The problem here is that once you order, you can’t send your dish back. It’s all you are getting for the next five years. Unless, of course, you order the khaki special of the day, and then end up staring at the poisonous offering before you for a decade or more. Another downside with the military option is that you can’t complain about it to the manager.
Politics is about choices. Lacking the perfect dish, you settle for whatever is the least bad option in the hope that it won’t poison you. A large proportion of our whingeing liberals do not take the trouble to vote, and then complain about the party that gets elected, and sneer at the ‘uneducated rabble’ that voted for it.
‘How’, they ask plaintively, ‘Can we have good governance when crooks and ruffians are elected by illiterate voters?
Obviously, Pakistan isn’t ready for democracy.’ Obviously. But it would help if these same critics got off their backsides and participated in the political process. When I ask these people if they would prefer martial law, they indignantly deny that this is what they would actually like.
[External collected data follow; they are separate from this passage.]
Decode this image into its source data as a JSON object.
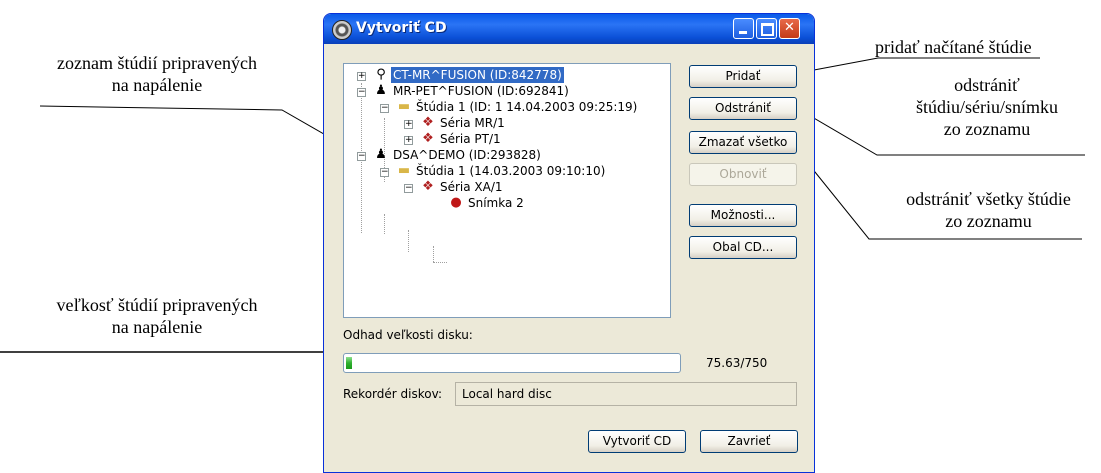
{
  "annotations": {
    "left_top": [
      "zoznam štúdií pripravených",
      "na napálenie"
    ],
    "left_bottom": [
      "veľkosť štúdií pripravených",
      "na napálenie"
    ],
    "right_add": "pridať načítané štúdie",
    "right_remove": [
      "odstrániť",
      "štúdiu/sériu/snímku",
      "zo zoznamu"
    ],
    "right_clear": [
      "odstrániť všetky štúdie",
      "zo zoznamu"
    ]
  },
  "window": {
    "title": "Vytvoriť CD",
    "buttons": {
      "minimize": "minimize-icon",
      "maximize": "maximize-icon",
      "close": "close-icon"
    }
  },
  "tree": {
    "items": [
      {
        "label": "CT-MR^FUSION (ID:842778)",
        "icon": "patient-icon",
        "expander": "+"
      },
      {
        "label": "MR-PET^FUSION (ID:692841)",
        "icon": "patient-icon",
        "expander": "−"
      },
      {
        "label": "Štúdia 1 (ID: 1 14.04.2003 09:25:19)",
        "icon": "folder-icon",
        "expander": "−"
      },
      {
        "label": "Séria MR/1",
        "icon": "series-icon",
        "expander": "+"
      },
      {
        "label": "Séria PT/1",
        "icon": "series-icon",
        "expander": "+"
      },
      {
        "label": "DSA^DEMO (ID:293828)",
        "icon": "patient-icon",
        "expander": "−"
      },
      {
        "label": "Štúdia 1 (14.03.2003 09:10:10)",
        "icon": "folder-icon",
        "expander": "−"
      },
      {
        "label": "Séria XA/1",
        "icon": "series-icon",
        "expander": "−"
      },
      {
        "label": "Snímka 2",
        "icon": "image-icon",
        "expander": ""
      }
    ]
  },
  "side_buttons": {
    "add": "Pridať",
    "remove": "Odstrániť",
    "clear_all": "Zmazať všetko",
    "refresh": "Obnoviť",
    "options": "Možnosti...",
    "cd_cover": "Obal CD..."
  },
  "disk": {
    "label": "Odhad veľkosti disku:",
    "value_text": "75.63/750",
    "fill_fraction": 0.1
  },
  "recorder": {
    "label": "Rekordér diskov:",
    "value": "Local hard disc"
  },
  "bottom_buttons": {
    "create": "Vytvoriť CD",
    "close": "Zavrieť"
  },
  "colors": {
    "titlebar": "#0a5ae8",
    "selection": "#316ac5",
    "progress": "#2fb02f",
    "close_button": "#c43a16"
  }
}
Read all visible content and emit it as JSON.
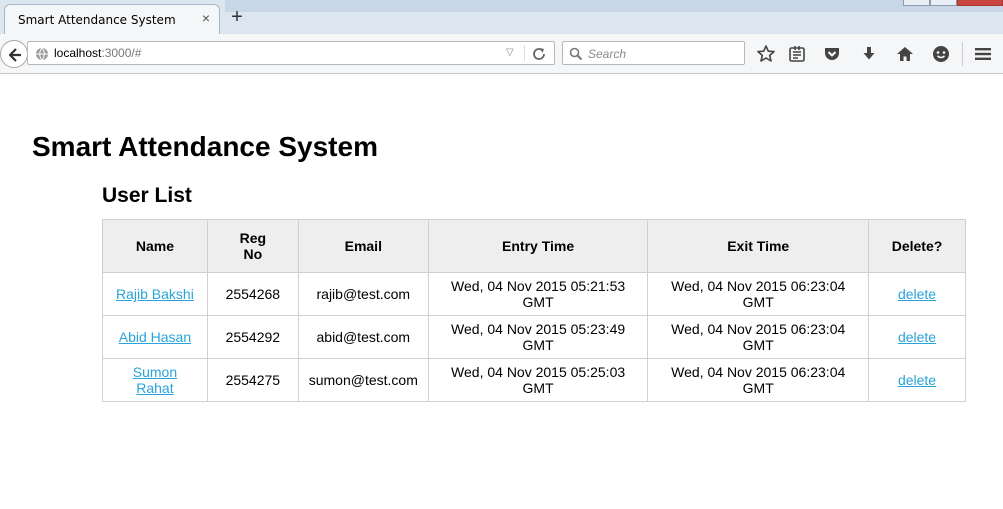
{
  "browser": {
    "tab_title": "Smart Attendance System",
    "tab_close": "×",
    "new_tab": "+",
    "url_host": "localhost",
    "url_path": ":3000/#",
    "search_placeholder": "Search",
    "toolbar_icons": [
      "bookmark-star-icon",
      "reading-list-icon",
      "pocket-icon",
      "download-icon",
      "home-icon",
      "chat-icon",
      "hamburger-menu-icon"
    ]
  },
  "page": {
    "title": "Smart Attendance System",
    "section_title": "User List"
  },
  "table": {
    "headers": {
      "name": "Name",
      "reg_line1": "Reg",
      "reg_line2": "No",
      "email": "Email",
      "entry_time": "Entry Time",
      "exit_time": "Exit Time",
      "delete": "Delete?"
    },
    "rows": [
      {
        "name_line1": "Rajib Bakshi",
        "name_line2": "",
        "reg_no": "2554268",
        "email": "rajib@test.com",
        "entry_line1": "Wed, 04 Nov 2015 05:21:53",
        "entry_line2": "GMT",
        "exit_line1": "Wed, 04 Nov 2015 06:23:04",
        "exit_line2": "GMT",
        "delete": "delete"
      },
      {
        "name_line1": "Abid Hasan",
        "name_line2": "",
        "reg_no": "2554292",
        "email": "abid@test.com",
        "entry_line1": "Wed, 04 Nov 2015 05:23:49",
        "entry_line2": "GMT",
        "exit_line1": "Wed, 04 Nov 2015 06:23:04",
        "exit_line2": "GMT",
        "delete": "delete"
      },
      {
        "name_line1": "Sumon",
        "name_line2": "Rahat",
        "reg_no": "2554275",
        "email": "sumon@test.com",
        "entry_line1": "Wed, 04 Nov 2015 05:25:03",
        "entry_line2": "GMT",
        "exit_line1": "Wed, 04 Nov 2015 06:23:04",
        "exit_line2": "GMT",
        "delete": "delete"
      }
    ]
  },
  "colors": {
    "link": "#29a3d8",
    "header_bg": "#eeeeee",
    "border": "#d0d0d0",
    "chrome_bg": "#f5f6f7"
  }
}
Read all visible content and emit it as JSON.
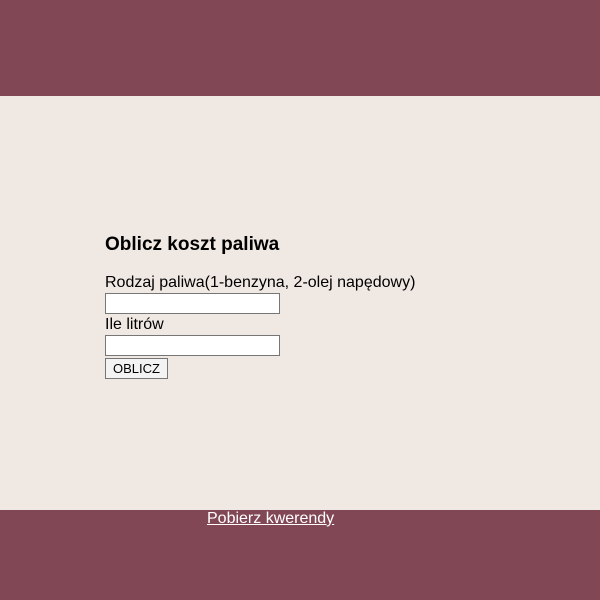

The sad truth is that many of those who parade as democrats are happiest — or least miserable — when the army is in charge.
Over the last three years of this government’s tenure, hardly a day has passed without some variation of an appeal addressed to GHQ to intervene. Couched as criticism, the subtext is: why doesn’t the army act?I hold no brief for this government, but want it to complete its tenure so we can finally establish a tradition of elected leaders completing their term of office before being voted out. The popular mandate should not be trampled underfoot by unelected generals, unelectable pundits and leaders of tonga parties who yearn to be thrown crumbs at by a military junta.
Countries that have evolved into stable democracies have done it the hard way. Pakistan does not have a monopoly on political corruption. Just look across the border, and you will see cronyism and graft of a vastly different magnitude to ours flourishing without calls for military intervention. But after the many corruption cases that have come to light, perhaps the Indian voters will throw some of the crooks out.
Maybe we really aren’t ready for democracy. Not because of our largely uneducated voters — who, by the way, have voted mostly sensibly every time they have got the chance — but because of our spoiled elites. Secretly wishing for an autocrat who would confirm them in their sense of entitlement, they rage against those they feel are their social inferiors, but have risen to power because of ‘ignorant voters’.
So the waiter asks again: what’ll it be?